3. Goals for All LLM-Generated Content

When producing .qmd or .md content:

  • Clarity: Write for an audience of scientists, analysts, engineers, and program managers.
  • Consistency: Match the structure and tone of the existing site.
  • Accuracy: Align with HRL program descriptions, governance structure, and data lifecycle.
  • Modularity: Ensure pages can stand alone but also integrate with the navigation system.
  • Reproducibility: Embed HRL terminology and lifecycle phases consistently.
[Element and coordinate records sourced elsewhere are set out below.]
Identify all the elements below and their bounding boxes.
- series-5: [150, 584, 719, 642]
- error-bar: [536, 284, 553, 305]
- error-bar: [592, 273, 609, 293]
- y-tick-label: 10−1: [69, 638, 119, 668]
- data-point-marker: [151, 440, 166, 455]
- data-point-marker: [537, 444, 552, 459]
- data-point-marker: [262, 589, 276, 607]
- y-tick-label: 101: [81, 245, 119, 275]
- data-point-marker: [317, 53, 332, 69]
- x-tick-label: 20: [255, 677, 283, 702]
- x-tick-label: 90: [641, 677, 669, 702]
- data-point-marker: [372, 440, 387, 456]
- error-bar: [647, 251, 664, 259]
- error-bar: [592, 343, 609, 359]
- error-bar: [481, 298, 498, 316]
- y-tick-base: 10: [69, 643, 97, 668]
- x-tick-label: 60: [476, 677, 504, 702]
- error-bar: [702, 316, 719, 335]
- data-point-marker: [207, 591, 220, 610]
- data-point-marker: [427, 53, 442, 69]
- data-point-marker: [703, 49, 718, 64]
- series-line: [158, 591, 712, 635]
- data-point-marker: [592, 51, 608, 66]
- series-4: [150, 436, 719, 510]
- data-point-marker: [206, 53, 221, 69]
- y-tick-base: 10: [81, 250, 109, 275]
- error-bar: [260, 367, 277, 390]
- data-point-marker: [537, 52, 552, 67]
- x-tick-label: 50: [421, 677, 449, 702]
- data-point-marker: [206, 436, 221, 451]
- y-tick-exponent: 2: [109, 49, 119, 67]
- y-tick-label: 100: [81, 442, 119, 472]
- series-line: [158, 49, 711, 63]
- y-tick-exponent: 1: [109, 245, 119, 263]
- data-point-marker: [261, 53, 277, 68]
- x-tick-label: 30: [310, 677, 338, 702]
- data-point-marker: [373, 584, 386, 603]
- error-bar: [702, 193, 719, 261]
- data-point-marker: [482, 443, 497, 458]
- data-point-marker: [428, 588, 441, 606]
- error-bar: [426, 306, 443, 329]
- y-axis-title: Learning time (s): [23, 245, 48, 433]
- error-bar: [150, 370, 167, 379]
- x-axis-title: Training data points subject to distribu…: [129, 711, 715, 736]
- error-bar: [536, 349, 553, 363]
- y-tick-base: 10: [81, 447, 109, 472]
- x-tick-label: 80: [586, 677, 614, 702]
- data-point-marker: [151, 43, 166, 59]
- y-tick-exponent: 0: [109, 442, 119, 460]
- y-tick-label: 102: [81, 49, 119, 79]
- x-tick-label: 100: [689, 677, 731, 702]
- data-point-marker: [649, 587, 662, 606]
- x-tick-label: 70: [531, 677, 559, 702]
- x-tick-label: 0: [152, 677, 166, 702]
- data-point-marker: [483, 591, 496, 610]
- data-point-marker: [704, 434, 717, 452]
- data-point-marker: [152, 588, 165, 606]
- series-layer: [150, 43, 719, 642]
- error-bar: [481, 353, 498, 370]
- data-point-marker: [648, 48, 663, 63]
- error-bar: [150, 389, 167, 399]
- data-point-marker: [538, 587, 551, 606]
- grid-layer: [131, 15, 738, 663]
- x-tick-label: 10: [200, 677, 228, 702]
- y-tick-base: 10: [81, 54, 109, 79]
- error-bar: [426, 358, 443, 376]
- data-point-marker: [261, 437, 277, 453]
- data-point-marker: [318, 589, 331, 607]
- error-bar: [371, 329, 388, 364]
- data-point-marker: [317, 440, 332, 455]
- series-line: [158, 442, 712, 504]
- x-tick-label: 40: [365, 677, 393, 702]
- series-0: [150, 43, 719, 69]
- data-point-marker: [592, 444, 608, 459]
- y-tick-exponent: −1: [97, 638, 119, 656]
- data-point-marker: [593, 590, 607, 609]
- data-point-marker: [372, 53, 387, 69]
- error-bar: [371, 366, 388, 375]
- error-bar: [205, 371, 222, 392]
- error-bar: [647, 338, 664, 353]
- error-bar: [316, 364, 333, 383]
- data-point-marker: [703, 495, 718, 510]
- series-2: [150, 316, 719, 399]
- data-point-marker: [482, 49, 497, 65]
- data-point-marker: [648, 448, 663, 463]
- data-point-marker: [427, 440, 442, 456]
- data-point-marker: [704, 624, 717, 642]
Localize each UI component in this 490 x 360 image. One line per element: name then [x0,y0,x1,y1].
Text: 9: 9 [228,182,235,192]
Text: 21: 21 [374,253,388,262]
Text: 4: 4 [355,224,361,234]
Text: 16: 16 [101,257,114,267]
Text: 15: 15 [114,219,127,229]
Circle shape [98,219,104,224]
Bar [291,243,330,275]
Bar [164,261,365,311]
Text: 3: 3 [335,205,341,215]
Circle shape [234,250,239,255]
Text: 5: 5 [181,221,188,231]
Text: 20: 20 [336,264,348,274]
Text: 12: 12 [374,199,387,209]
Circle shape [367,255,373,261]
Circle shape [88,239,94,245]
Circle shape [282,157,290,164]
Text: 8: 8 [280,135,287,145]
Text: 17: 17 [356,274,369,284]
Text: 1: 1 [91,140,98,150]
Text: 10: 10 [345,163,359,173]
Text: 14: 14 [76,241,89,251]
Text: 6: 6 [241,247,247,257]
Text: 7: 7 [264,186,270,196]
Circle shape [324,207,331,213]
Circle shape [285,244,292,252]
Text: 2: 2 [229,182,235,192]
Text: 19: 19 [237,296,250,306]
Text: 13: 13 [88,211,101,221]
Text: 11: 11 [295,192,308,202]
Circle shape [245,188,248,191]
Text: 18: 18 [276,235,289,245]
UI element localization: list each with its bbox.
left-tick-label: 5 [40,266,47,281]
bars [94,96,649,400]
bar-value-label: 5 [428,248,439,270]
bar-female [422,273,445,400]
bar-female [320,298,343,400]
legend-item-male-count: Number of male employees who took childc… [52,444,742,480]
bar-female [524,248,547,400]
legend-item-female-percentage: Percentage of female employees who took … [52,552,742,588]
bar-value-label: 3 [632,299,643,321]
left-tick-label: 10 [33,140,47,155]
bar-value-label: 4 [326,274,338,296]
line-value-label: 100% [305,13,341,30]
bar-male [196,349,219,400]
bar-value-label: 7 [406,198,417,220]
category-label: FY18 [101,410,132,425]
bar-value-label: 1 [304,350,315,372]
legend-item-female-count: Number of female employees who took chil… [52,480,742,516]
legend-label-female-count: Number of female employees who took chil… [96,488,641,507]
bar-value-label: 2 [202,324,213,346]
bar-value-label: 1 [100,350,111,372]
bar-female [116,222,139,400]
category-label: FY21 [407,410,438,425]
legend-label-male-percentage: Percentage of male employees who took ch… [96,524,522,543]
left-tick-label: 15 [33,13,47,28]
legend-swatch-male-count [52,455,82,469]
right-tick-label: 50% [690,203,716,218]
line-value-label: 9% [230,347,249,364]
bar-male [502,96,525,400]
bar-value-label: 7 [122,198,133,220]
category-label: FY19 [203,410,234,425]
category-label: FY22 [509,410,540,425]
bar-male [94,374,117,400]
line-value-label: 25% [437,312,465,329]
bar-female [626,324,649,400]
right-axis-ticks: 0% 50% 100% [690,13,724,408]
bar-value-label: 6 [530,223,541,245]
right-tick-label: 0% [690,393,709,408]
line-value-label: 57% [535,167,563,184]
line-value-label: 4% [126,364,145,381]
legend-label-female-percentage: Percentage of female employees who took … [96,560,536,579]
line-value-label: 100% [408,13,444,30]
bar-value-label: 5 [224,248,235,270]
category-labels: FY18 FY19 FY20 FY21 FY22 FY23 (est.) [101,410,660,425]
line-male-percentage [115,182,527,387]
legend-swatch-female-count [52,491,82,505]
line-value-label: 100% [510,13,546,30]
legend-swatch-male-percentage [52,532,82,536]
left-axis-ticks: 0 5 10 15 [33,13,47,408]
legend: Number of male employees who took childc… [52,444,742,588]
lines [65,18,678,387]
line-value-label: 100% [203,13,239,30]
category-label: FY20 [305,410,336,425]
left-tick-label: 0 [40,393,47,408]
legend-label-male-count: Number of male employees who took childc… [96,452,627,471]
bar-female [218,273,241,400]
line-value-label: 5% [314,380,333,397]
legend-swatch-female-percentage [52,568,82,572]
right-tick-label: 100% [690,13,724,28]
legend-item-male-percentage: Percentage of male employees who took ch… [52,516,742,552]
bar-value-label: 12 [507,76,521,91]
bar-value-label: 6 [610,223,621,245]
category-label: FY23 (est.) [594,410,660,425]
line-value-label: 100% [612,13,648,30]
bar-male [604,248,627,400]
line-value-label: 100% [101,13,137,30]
4. Tasks You Are Allowed to Perform

You may:

  • Draft new .qmd pages under user direction
  • Rewrite or improve existing documentation
  • Create outlines, tables, and conceptual diagrams (Markdown/Quarto only)
  • Suggest improvements to structure only when asked
  • Edit _quarto.yml for navigation, theme, or configuration updates (when requested)
  • Generate code for R, Quarto, or YAML within the constraints above

5. Tasks You Are Not Allowed to Perform Unless Explicitly Requested

  • Modify or regenerate the docs/ folder
  • Write or alter GitHub Actions workflows
  • Produce HTML/JS/CSS beyond Quarto’s defaults
  • Create or modify infrastructure/DevOps files
  • Add dependencies or external packages
  • Refactor repository structure without direction
  • Produce legal, contractual, or policy commitments for HRL
  • Invent scientific results or data

6. Repository Context You Must Maintain

When generating text or code, remember:

  • HRL is an interagency science program with high public accountability.
  • The audience includes biologists, hydrologists, engineers, analysts, and program managers.
  • Documentation should be clear, dignified, professional, and accurate.
  • The site reflects commitments to FAIR, CARE, reproducibility, and open science.
  • Many pages map to the HRL Data Lifecycle:
    • Collection
    • Static Publication
    • Ingestion and Standardization
    • Storage and Serving
    • Analysis and Synthesis
    • Reporting and Communication

Use consistent naming, capitalization, and terminology throughout.


7. Output Rules

All LLM output must:

  • Be valid Quarto or Markdown or R or Python code embedded in Quarto
  • Use consistent formatting and headings
  • Avoid extraneous commentary or reasoning unless requested
  • Be copy/paste ready

When generating or editing _quarto.yml:

  • Maintain indentation and structure
  • Use correct paths relative to repository root
  • Do not modify rendering targets unless requested

8. Interaction Model

When responding to the user:

  • Ask clarifying questions when needed
  • Offer concise, actionable drafts
  • Propose alternatives only when helpful
  • Avoid long digressions or unnecessary verbosity
  • Assume the user maintains human review and commits changes

9. Safety and Versioning Notes

  • Avoid creating content that conflicts with official HRL documents
  • Avoid generating text implying official policy decisions
  • When unsure, propose neutral language and ask the user to confirm
  • Avoid referencing proprietary or closed data sources

10. Closing Principle

Everything you produce should help make HRL documentation:

Clear, accurate, reproducible, and easy for people across agencies to use.

Follow this principle in every task.